Road Cycling Climbs from North Lake Garda, Italy
Will Ross, July 20, 2017
I’ll admit – the trip to Lake Garda was an uphill adventure. After a couple of months whistling through Munich’s flat terrain and mild hills on my road bike, the thought of jumping on the train and making it up some sharp faces was compelling. Lake Garda is well known by mountain bikers, trail runners, so I had no doubt that it would be enough for a long weekend of hill climbing and relaxing by the lake.
The thought was that a base in Munich would provide me and my bike easy access to the train over to Trento and finally Rovereto, from where I could ride down hill to Torbole. Items like a narrow 46L Osprey backpack were purchased specifically for this trip, coming into their own as I wove through the cavalry of German vehicles making a leap over from Bavaria for the long weekend (Die Erste Mai – May in Munich is dotted with days off).
Once you’re down in the valley of Lake Garda, it’s hard not to get excited about the number of delightful roads that make their way up the mountain. I selected three routes: one up to a brilliant aqua of Lago di Tenno, another out of the ancient Malcesine and the third and largest, part of a ride to make my return train to Munich.
Ride up to Lago di Tenno in the afternoon and you’ll have the convection wind Ora helping you up the hill – this wind explains for why all the windsurfers and kitsurfers make their way to Torbole in the afternoons (and also why Wind’s Bar is worth a visit).
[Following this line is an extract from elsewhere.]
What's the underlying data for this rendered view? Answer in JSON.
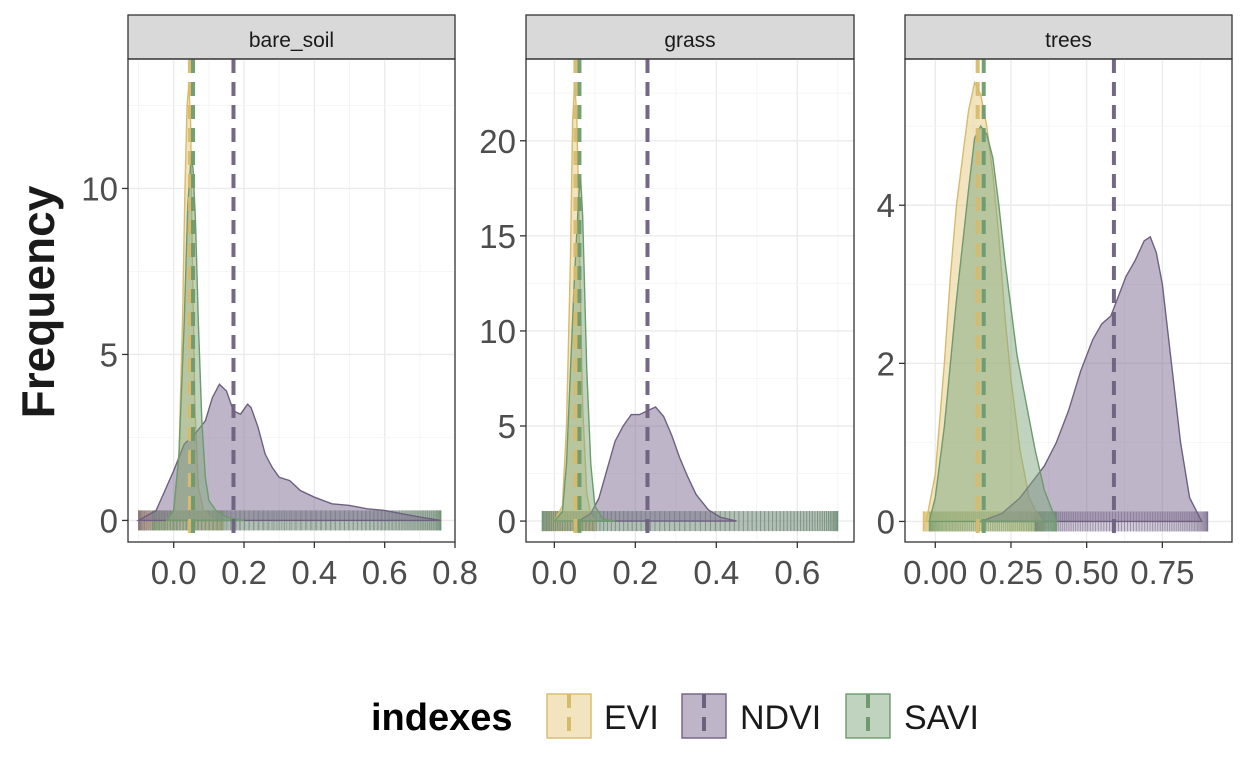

The climb itself is 8km and an average of 6% gradient to Lago di Tenno, though you can continue for another 2km to the natural yet unremarkable apex of the climb. Either way, the lake and lakeside restaurant are worthy rewards.
The second climb had me heading into the tiny commune of Malcesine and its castle nestled on the east side of the Lake. An easy ride over for a coffee is a good warm up before taking on a 5km / 6% climb, dubbed Panoramica da Malcesine for good reason. If you feel up for it, take the right fork and follow the gondola lines higher up the hill if you want to climb higher. I felt a little awkward hobbling around the shiny cobbles of the town in cleats, but in hindsight I should have doubled back to the town for lunch at Castello Lake Front Hotel (their lunchtime opening times are precise)
The final climb of my trip was actually epic, hiking up high into the hills and over Passo di Santa Babara over 12km at 9%. I completed the climb on my way back to Rovereto and the train to Munich – a brilliant way to close out the trip, facilitated by a couple of friends who thankfully took my back to the city for me.
As well as being a popular tourist destination, Lake Garda is also home to an impressive factory that recycles old fishing nets into yarn, Aquafil. You’ll be within view of their facility if you’re riding over Passo di Santa Barbara – it’s pretty neat to know that Lake Garda isn’t purely a tourist destination.
Torbole’s AktivHotel is a purpose built for sports tourists and has a breakfast that is famously calorific and worth paying for even if you’re staying elsewhere in Lake Garda. If you’re looking for a special place to stay, visit Lefay Resort & Spa Lago di Garda which oozes luxury and lists sustainable ethics in an impressive 30-page PDF, “Green Book“.